«Se a qualcuno non piacciono le chitarre elettriche, si alzi pure ed esca. In questo film ci sono un sacco di chitarre elettriche». A dirlo è il regista Jonathan Demme (“Il silenzio degli innocenti”, “Philadelphia”), presente in sala per introdurre il suo ultimo lavoro, in anteprima europea, appositamente per il Milano Cinema Festival.
Il film è “Neil Young Journeys” («Sullo schermo vedrete ancora il vecchio titolo, “Neil Young Life” spiega Demme “ma Neil ce lo ha fatto cambiare perché pensava fosse troppo celebratorio»), due ore sul palcoscenico con uno dei massimi autori della storia del rock. Non solo palcoscenico: Neil Young accompagna lo spettatore nei luoghi della sua infanzia, quel Canada da dove si allontanò per diventare una star, ma che è rimasto sempre nel suo cuore, come testimonia sui titoli di coda la struggente Helpless, brano che cita l’Ontario, la sua regione di provenienza. Demme è simpatico e sbrigativo, scherza con il pubblico («È venerdì, abbiamo tutti passato una dura settimana di lavoro, ecco un bel modo per andare incontro al weekend») e presentando il suo terzo film su Neil Young, dimostra non solo il suo amore per la musica rock, ma quanto essa sia parte indissolubile della cultura americana: «La musica è una parte così inevitabile della realtà, le nostre vite ne sono pregne». Però “Neil Young Journeys” non è un documentario biografico, almeno non il solito: è un viaggio, appunto.

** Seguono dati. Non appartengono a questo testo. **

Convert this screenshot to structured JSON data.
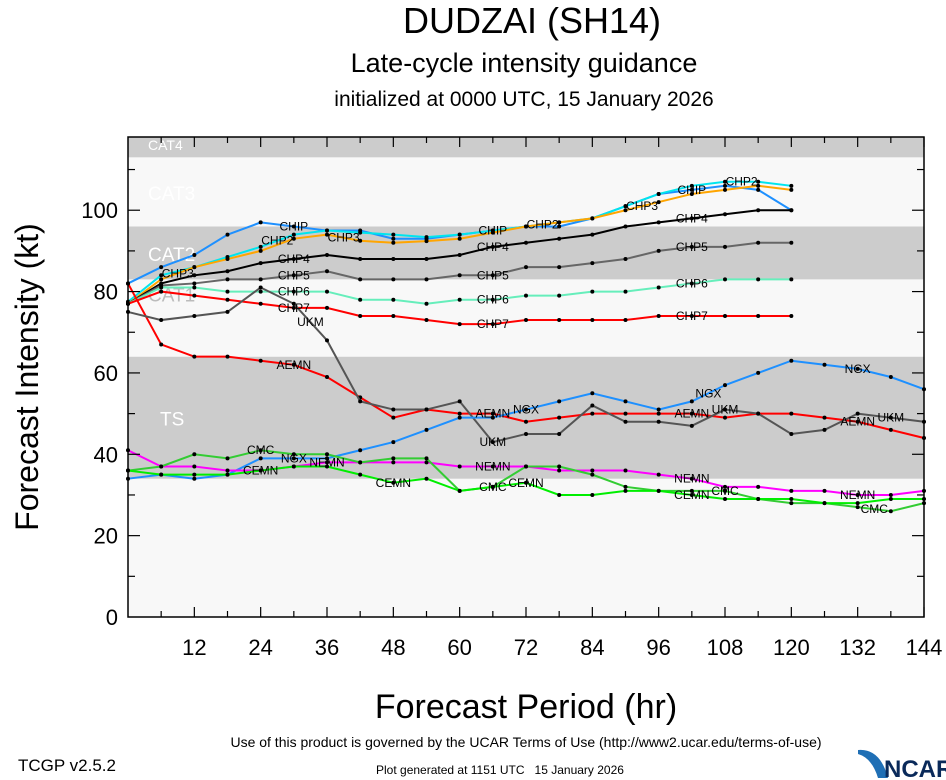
{
  "header": {
    "title": "DUDZAI (SH14)",
    "subtitle": "Late-cycle intensity guidance",
    "init": "initialized at 0000 UTC, 15 January 2026"
  },
  "footer": {
    "version": "TCGP v2.5.2",
    "terms": "Use of this product is governed by the UCAR Terms of Use (http://www2.ucar.edu/terms-of-use)",
    "generated": "Plot generated at 1151 UTC   15 January 2026",
    "logo": "NCAR"
  },
  "chart_data": {
    "type": "line",
    "xlabel": "Forecast Period (hr)",
    "ylabel": "Forecast Intensity (kt)",
    "xlim": [
      0,
      144
    ],
    "ylim": [
      0,
      118
    ],
    "xticks": [
      12,
      24,
      36,
      48,
      60,
      72,
      84,
      96,
      108,
      120,
      132,
      144
    ],
    "yticks": [
      0,
      20,
      40,
      60,
      80,
      100
    ],
    "x_step_hours": 6,
    "grid": false,
    "bands": [
      {
        "label": "TS",
        "from": 34,
        "to": 64,
        "color": "#cccccc"
      },
      {
        "label": "CAT1",
        "from": 64,
        "to": 83,
        "color": "#f8f8f8"
      },
      {
        "label": "CAT2",
        "from": 83,
        "to": 96,
        "color": "#cccccc"
      },
      {
        "label": "CAT3",
        "from": 96,
        "to": 113,
        "color": "#f8f8f8"
      },
      {
        "label": "CAT4",
        "from": 113,
        "to": 118,
        "color": "#cccccc"
      }
    ],
    "below_band_color": "#f8f8f8",
    "series": [
      {
        "name": "CHIP",
        "color": "#1e90ff",
        "values": [
          82,
          86,
          89,
          94,
          97,
          96,
          95,
          95,
          93,
          93,
          94,
          95,
          96,
          96,
          98,
          101,
          104,
          105,
          106,
          105,
          100
        ]
      },
      {
        "name": "CHP2",
        "color": "#00e5ee",
        "values": [
          77.5,
          84,
          86,
          88.5,
          91,
          94,
          95,
          94.5,
          94,
          93.4,
          94,
          95,
          96,
          97,
          98,
          101,
          104,
          106,
          107,
          107,
          106
        ]
      },
      {
        "name": "CHP3",
        "color": "#ffa500",
        "values": [
          77,
          83,
          86,
          88,
          90,
          93,
          94,
          92.5,
          92,
          92.4,
          93,
          94.5,
          96,
          97,
          98,
          100,
          102,
          104,
          105,
          106,
          105
        ]
      },
      {
        "name": "CHP4",
        "color": "#000000",
        "values": [
          77,
          82,
          84,
          85,
          87,
          88,
          89,
          88,
          88,
          88,
          89,
          91,
          92,
          93,
          94,
          96,
          97,
          98,
          99,
          100,
          100
        ]
      },
      {
        "name": "CHP5",
        "color": "#666666",
        "values": [
          77,
          81.5,
          82,
          83,
          83,
          84,
          85,
          83,
          83,
          83,
          84,
          84,
          86,
          86,
          87,
          88,
          90,
          91,
          91,
          92,
          92
        ]
      },
      {
        "name": "CHP6",
        "color": "#66eebb",
        "values": [
          77,
          81,
          81,
          80,
          80,
          80,
          80,
          78,
          78,
          77,
          78,
          78,
          79,
          79,
          80,
          80,
          81,
          82,
          83,
          83,
          83
        ]
      },
      {
        "name": "CHP7",
        "color": "#ff0000",
        "values": [
          77,
          80,
          79,
          78,
          77,
          76,
          76,
          74,
          74,
          73,
          72,
          72,
          73,
          73,
          73,
          73,
          74,
          74,
          74,
          74,
          74
        ]
      },
      {
        "name": "AEMN",
        "color": "#ff0000",
        "values": [
          82,
          67,
          64,
          64,
          63,
          62,
          59,
          54,
          49,
          51,
          50,
          50,
          48,
          49,
          50,
          50,
          50,
          50,
          49,
          50,
          50,
          49,
          48,
          46,
          44
        ]
      },
      {
        "name": "UKM",
        "color": "#555555",
        "values": [
          75,
          73,
          74,
          75,
          81,
          77,
          68,
          53,
          51,
          51,
          53,
          43,
          45,
          45,
          52,
          48,
          48,
          47,
          51,
          50,
          45,
          46,
          50,
          49,
          48
        ]
      },
      {
        "name": "NGX",
        "color": "#1e90ff",
        "values": [
          34,
          35,
          34,
          35,
          39,
          39,
          39,
          41,
          43,
          46,
          49,
          49,
          51,
          53,
          55,
          53,
          51,
          53,
          57,
          60,
          63,
          62,
          61,
          59,
          56
        ]
      },
      {
        "name": "NEMN",
        "color": "#ff00ff",
        "values": [
          41,
          37,
          37,
          36,
          36,
          37,
          38,
          38,
          38,
          38,
          37,
          37,
          37,
          36,
          36,
          36,
          35,
          34,
          32,
          32,
          31,
          31,
          30,
          30,
          31
        ]
      },
      {
        "name": "CMC",
        "color": "#33cc33",
        "values": [
          36,
          37,
          40,
          39,
          41,
          40,
          40,
          38,
          39,
          39,
          31,
          32,
          37,
          37,
          35,
          32,
          31,
          31,
          31,
          29,
          28,
          28,
          27,
          26,
          28
        ]
      },
      {
        "name": "CEMN",
        "color": "#00ee00",
        "values": [
          36,
          35,
          35,
          35,
          36,
          37,
          37,
          35,
          33,
          34,
          31,
          32,
          33,
          30,
          30,
          31,
          31,
          30,
          29,
          29,
          29,
          28,
          28,
          29,
          29
        ]
      }
    ]
  }
}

Nel 1973, già una star di livello mondiale, Neil Young scrisse una canzone apparsa su un disco dal vivo poco amato dal grande pubblico e quasi mai più eseguita dal vivo. Si intitolava Don’t Be Denied e si sarebbe adattata perfettamente a questo film: non essere un rinnegato, ed era un accalorato invito a non dimenticarsi mai delle proprie origini e della propria appartenenza.
Il successo, i milioni di dollari: nulla in confronto alla coscienza di chi si è, della provenienza, della famiglia e del luogo che ci hanno reso persone adulte. Un’appartenenza che coincide con un senso assoluto di integrità, quella di cui cantava allora e che si svela in maniera evidente in ogni fotogramma di questo film e che ha sempre costituito l’essenza di questo artista.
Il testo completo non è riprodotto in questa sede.